On the third day of Christmas…

What’s that screeching into view for day three of our Twelve Days of The South Downs?

Chasing away the French hens, it’s the hen harrier!

One of the UK’s scarcest breeding birds of prey they are recorded each year in the National Park over winter but are usually single birds that don’t stay in one place for long.
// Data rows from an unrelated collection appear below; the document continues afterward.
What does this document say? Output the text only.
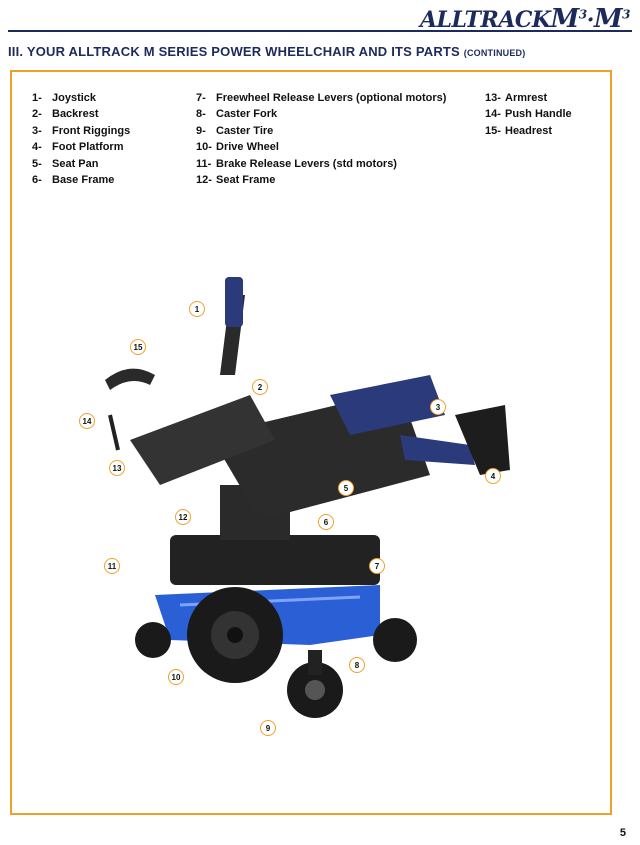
$ALLTRACKM^3\cdot M^3$
III. YOUR ALLTRACK M SERIES POWER WHEELCHAIR AND ITS PARTS (CONTINUED)
1- Joystick
2- Backrest
3- Front Riggings
4- Foot Platform
5- Seat Pan
6- Base Frame
7- Freewheel Release Levers (optional motors)
8- Caster Fork
9- Caster Tire
10- Drive Wheel
11- Brake Release Levers (std motors)
12- Seat Frame
13- Armrest
14- Push Handle
15- Headrest
1
2
3
4
5
6
7
8
9
10
11
12
13
14
15
5
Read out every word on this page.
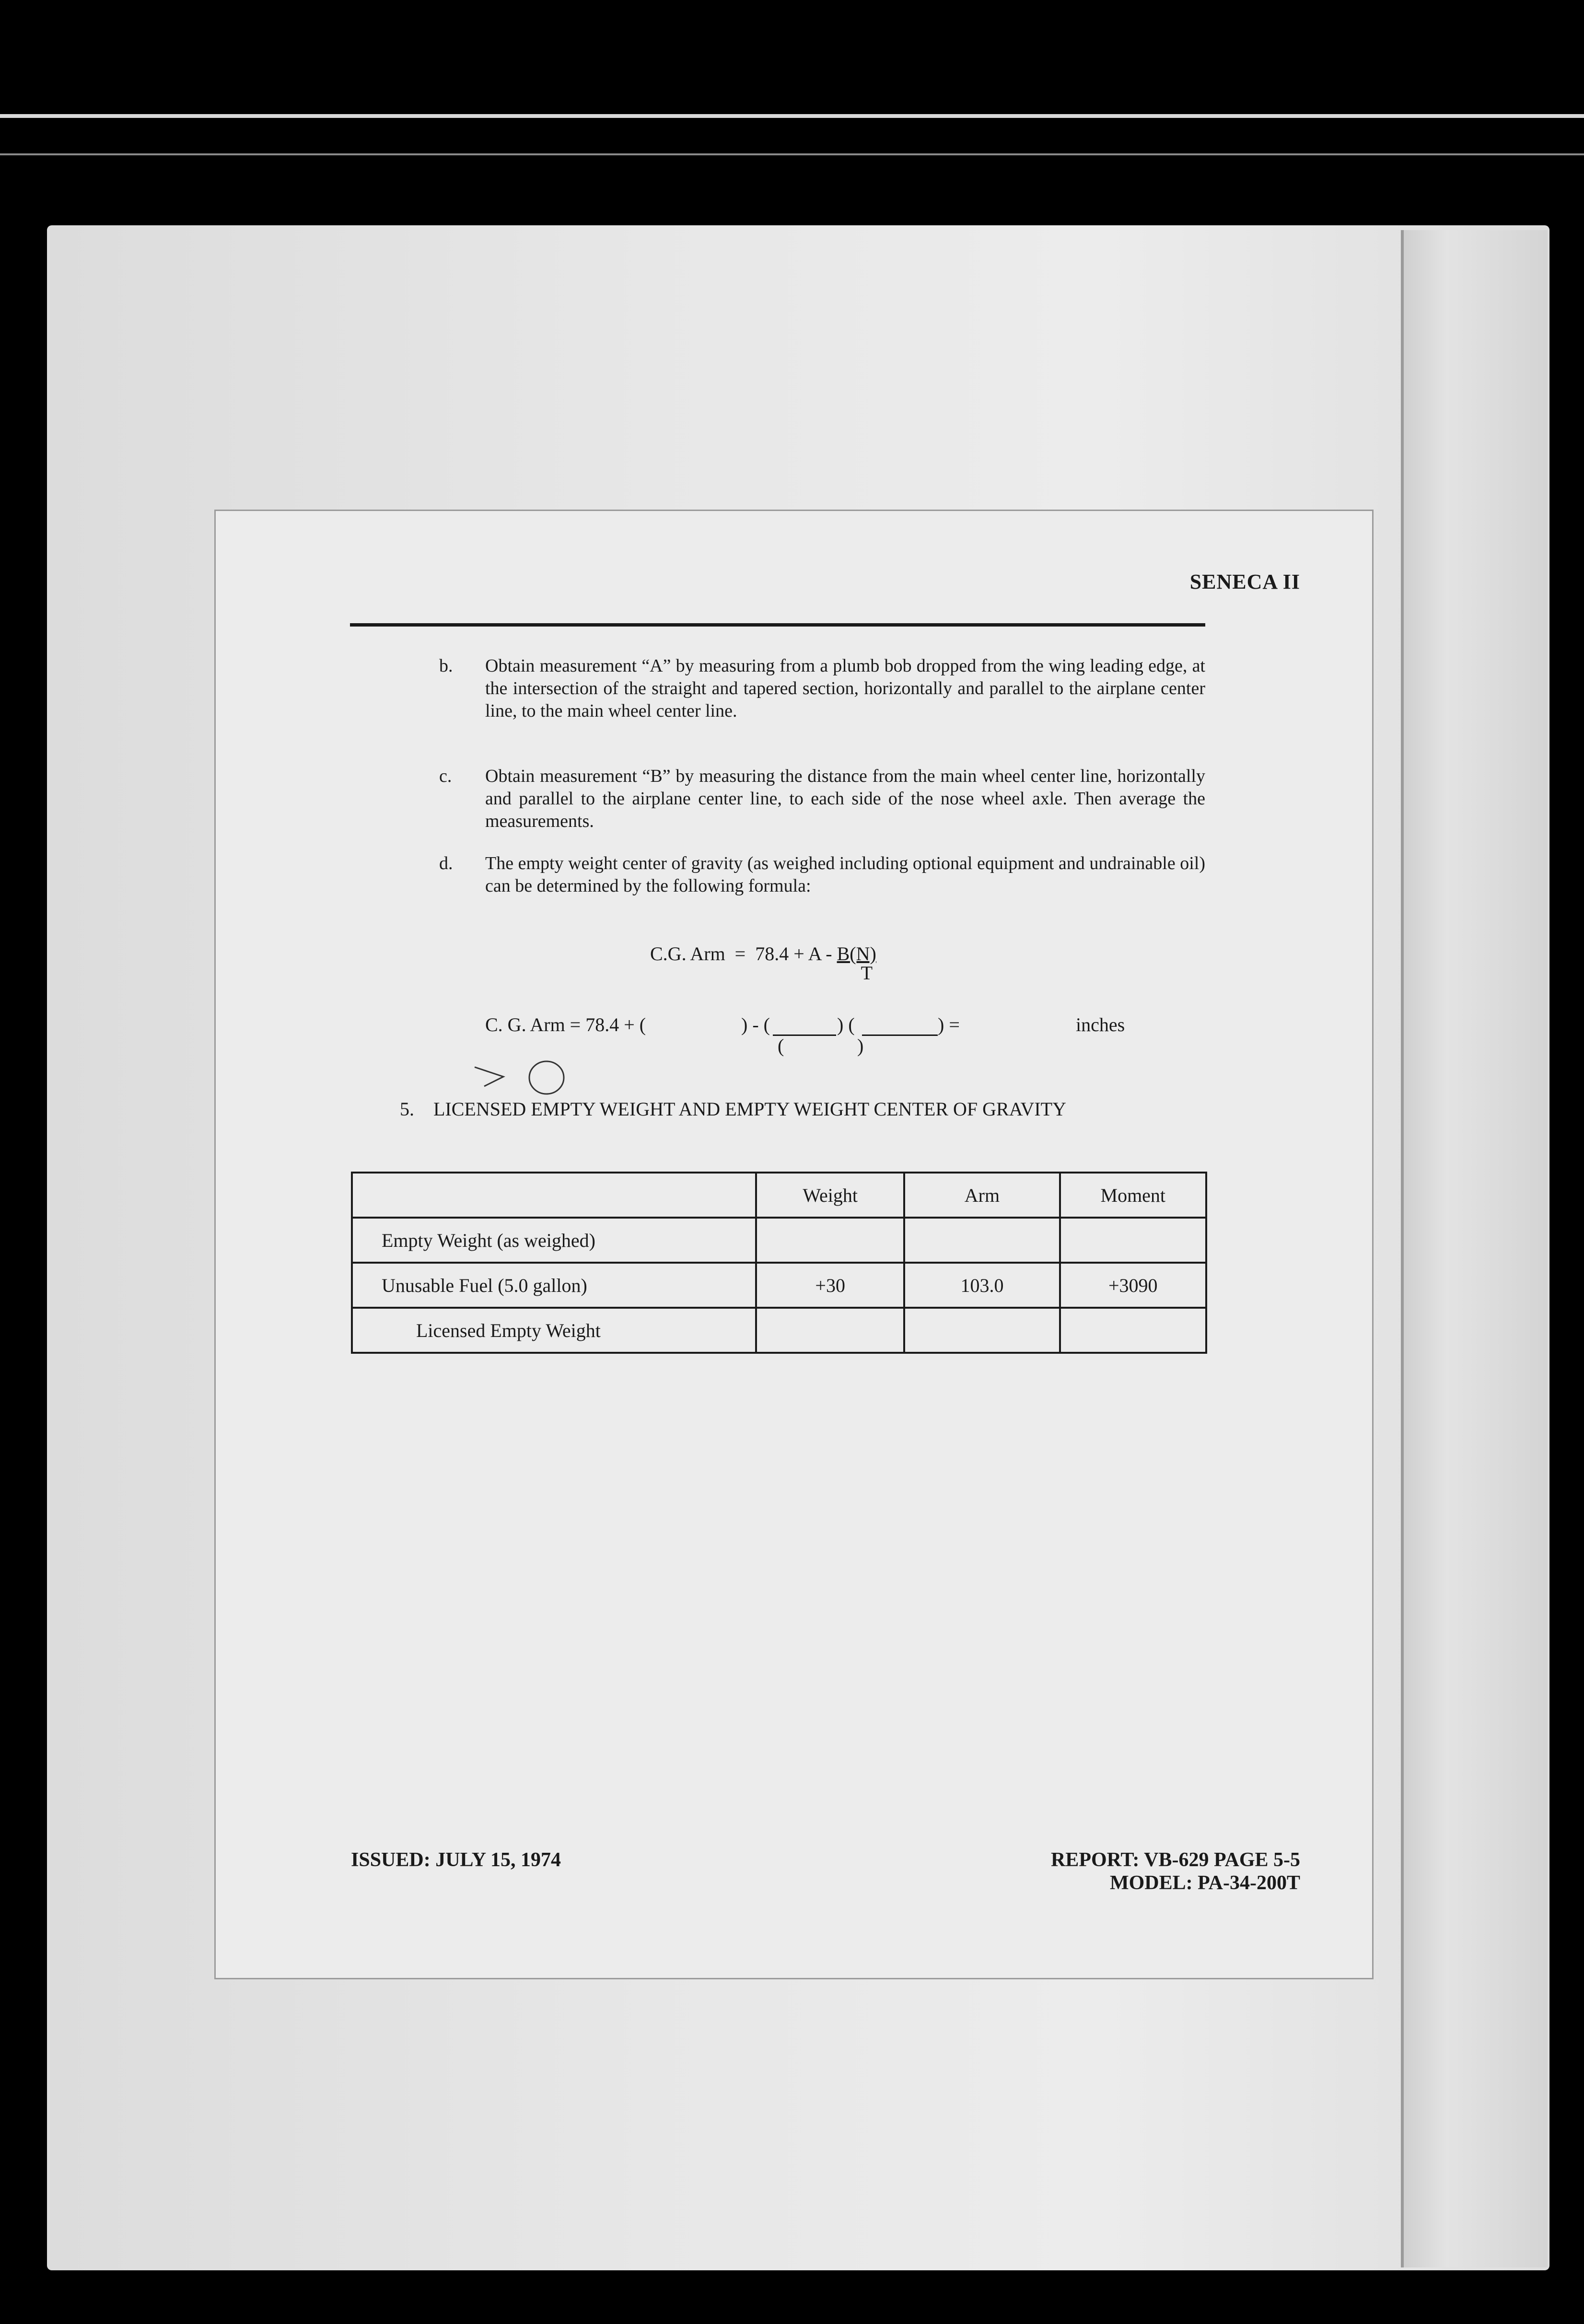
SENECA II
b. Obtain measurement “A” by measuring from a plumb bob dropped from the wing leading edge, at the intersection of the straight and tapered section, horizontally and parallel to the airplane center line, to the main wheel center line.
c. Obtain measurement “B” by measuring the distance from the main wheel center line, horizontally and parallel to the airplane center line, to each side of the nose wheel axle. Then average the measurements.
d. The empty weight center of gravity (as weighed including optional equipment and undrainable oil) can be determined by the following formula:
C.G. Arm  =  $78.4 + A - \frac{B(N)}{T}$
C. G. Arm = 78.4 + (	) - (	) (	) =
(	)
inches
5. LICENSED EMPTY WEIGHT AND EMPTY WEIGHT CENTER OF GRAVITY
	Weight	Arm	Moment
Empty Weight (as weighed)			
Unusable Fuel (5.0 gallon)	+30	103.0	+3090
Licensed Empty Weight			
ISSUED: JULY 15, 1974	REPORT: VB-629 PAGE 5-5
MODEL: PA-34-200T
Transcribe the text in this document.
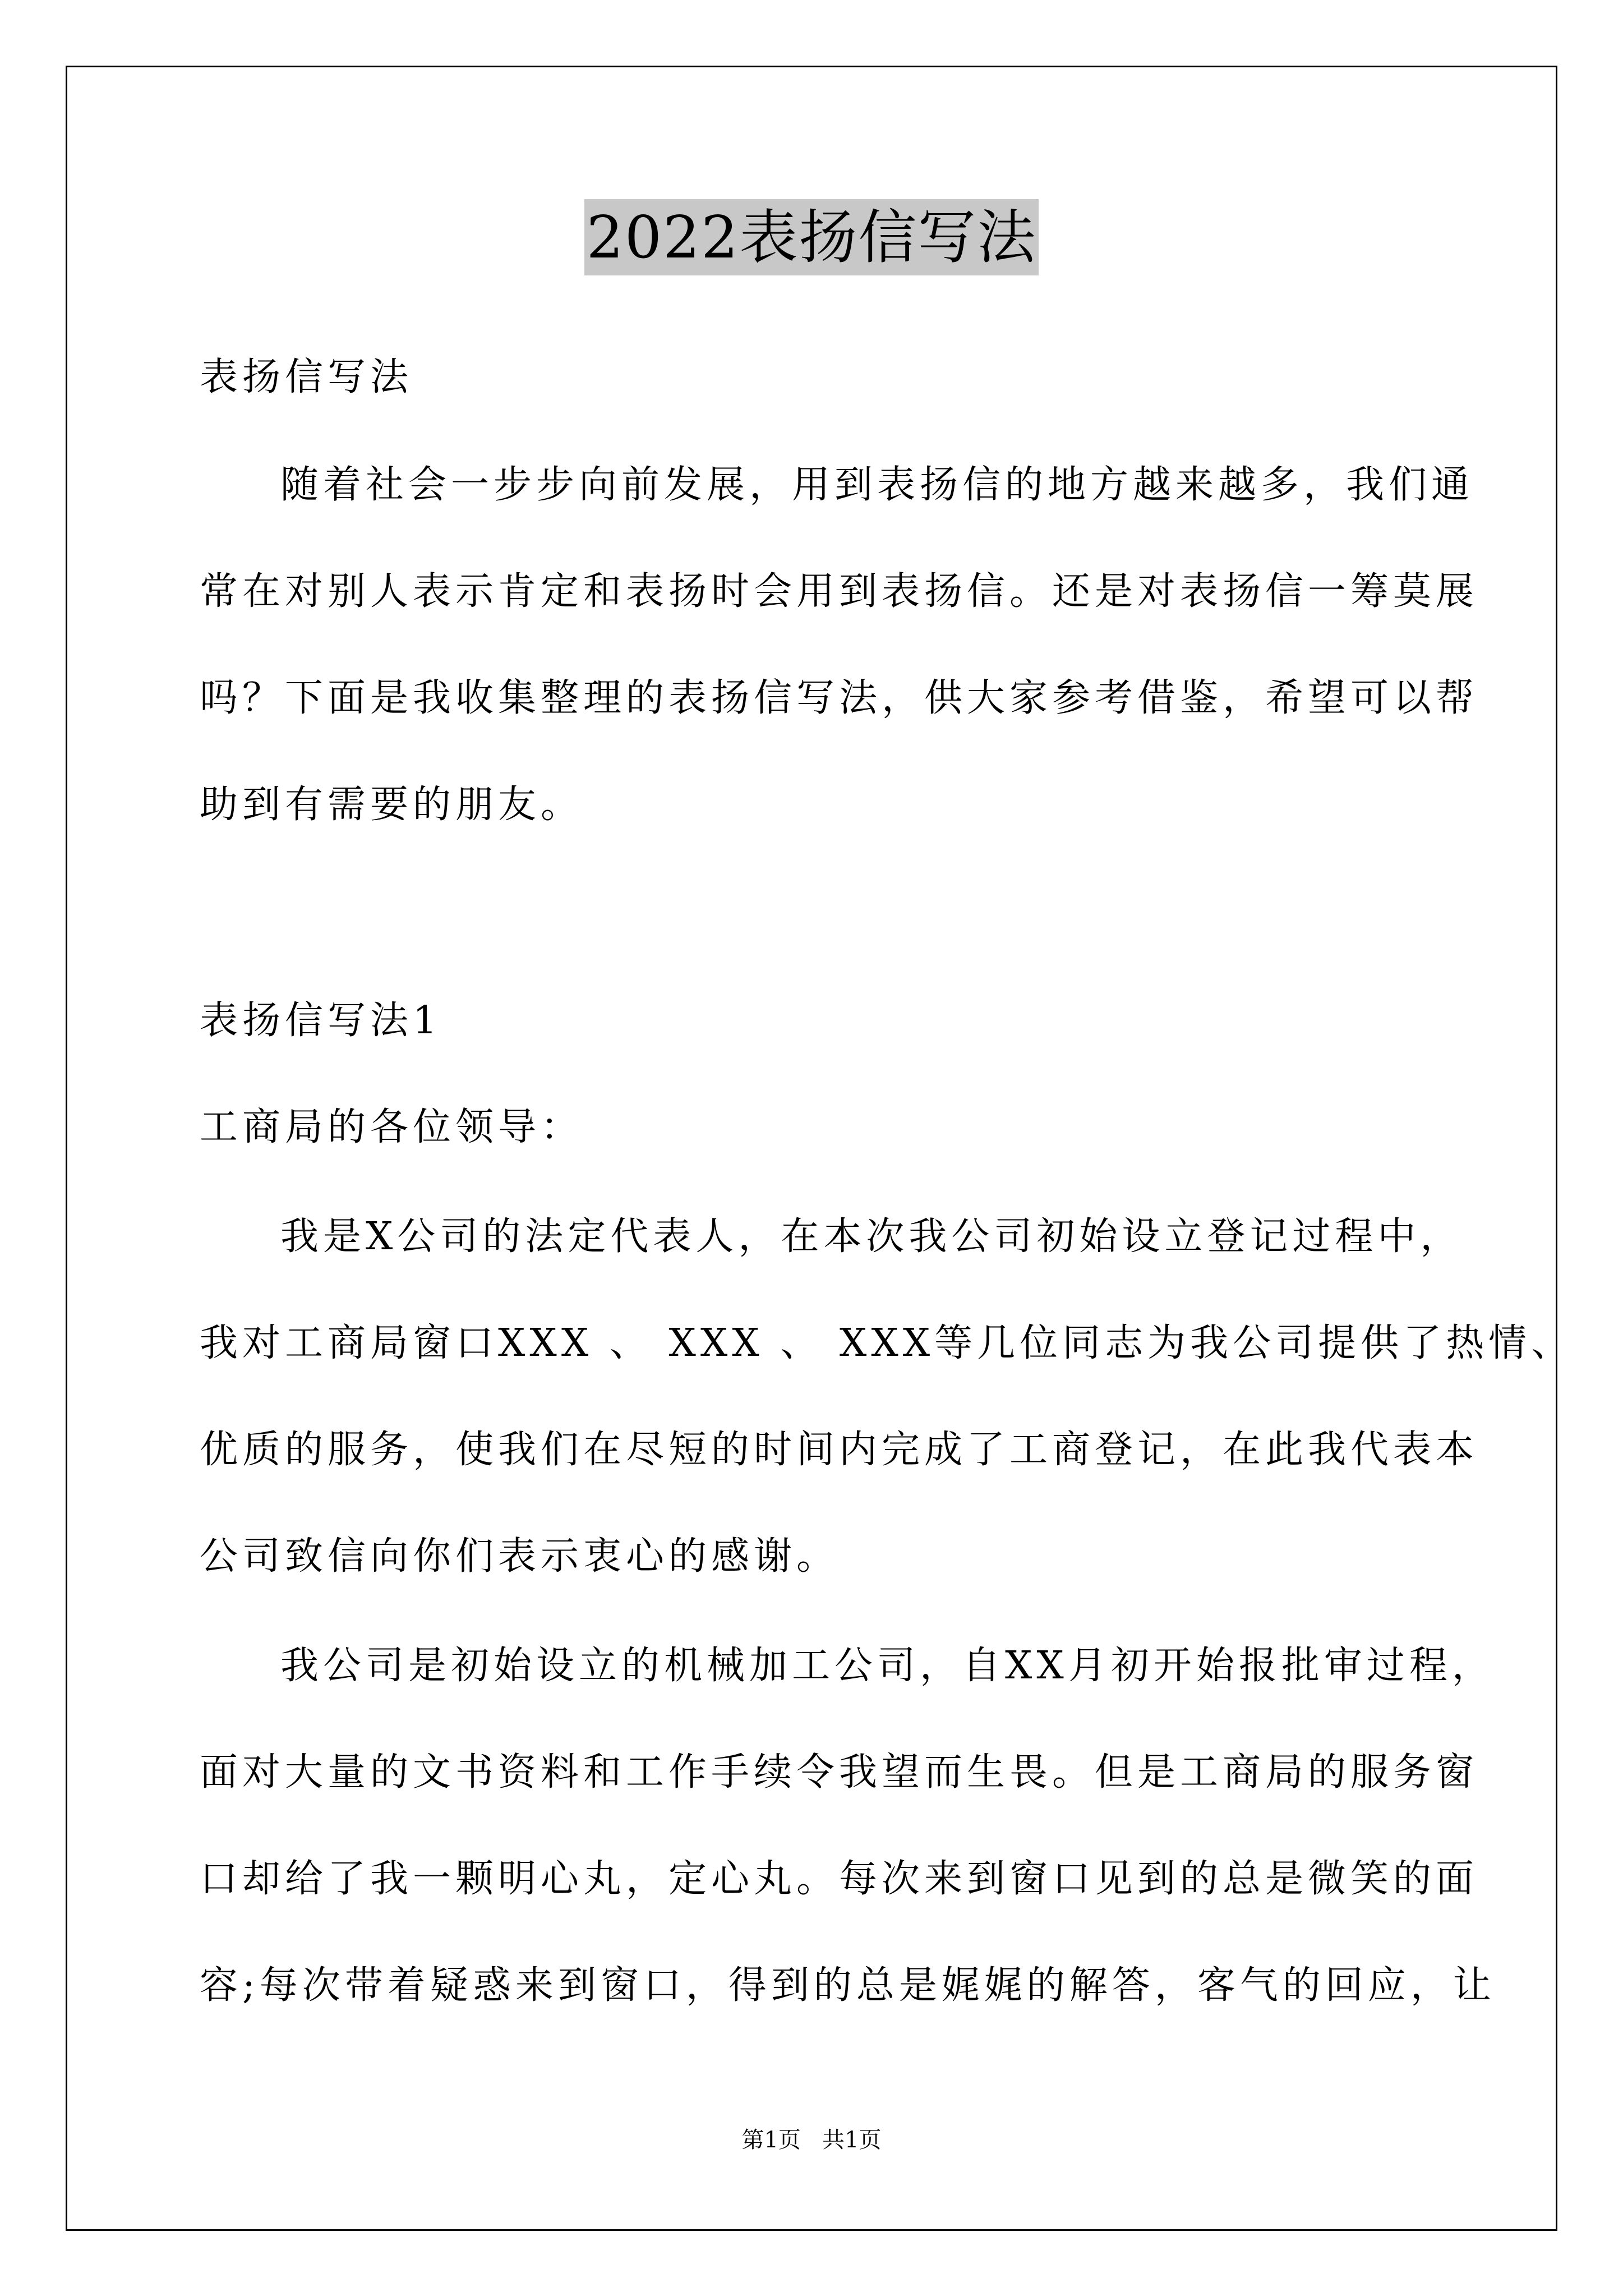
2022表扬信写法
表扬信写法
随着社会一步步向前发展，用到表扬信的地方越来越多，我们通
常在对别人表示肯定和表扬时会用到表扬信。还是对表扬信一筹莫展
吗？下面是我收集整理的表扬信写法，供大家参考借鉴，希望可以帮
助到有需要的朋友。
表扬信写法1
工商局的各位领导：
我是X公司的法定代表人，在本次我公司初始设立登记过程中，
我对工商局窗口XXX 、 XXX 、 XXX等几位同志为我公司提供了热情、
优质的服务，使我们在尽短的时间内完成了工商登记，在此我代表本
公司致信向你们表示衷心的感谢。
我公司是初始设立的机械加工公司，自XX月初开始报批审过程，
面对大量的文书资料和工作手续令我望而生畏。但是工商局的服务窗
口却给了我一颗明心丸，定心丸。每次来到窗口见到的总是微笑的面
容;每次带着疑惑来到窗口，得到的总是娓娓的解答，客气的回应，让
第1页   共1页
The hen harrier favours open areas with low vegetation. They spend their breeding season in the upland heather moors of Wales, North England, Northern Ireland and Scotland. In winter they move to lower ground which gives us the chance to spot them. Though those seen on South Downs farms and heaths are most likely visitors from mainland Europe.

Male Hen Harrier
Male Hen Harrier

Male hen harriers are a pale grey colour, while females and juveniles are indistinguishable from each other; brown with a white rump and a long tail which gives them the name ‘ringtail’. They fly with their wings held in a V shape, gliding low searching for their favourite dinner of meadow pipits and voles.

If you’re very lucky (and extremely patient) you may catch a glimpse of the hen harrier at Pulborough Brooks during most winters with other occasional sightings on the Downs at such sites as Cissbury Ring, Steep Down (Lancing) and The Burgh (Burpham). If you need even more of a reason to brave the cold this winter, a rare sight of the magnificent hen harrier is it.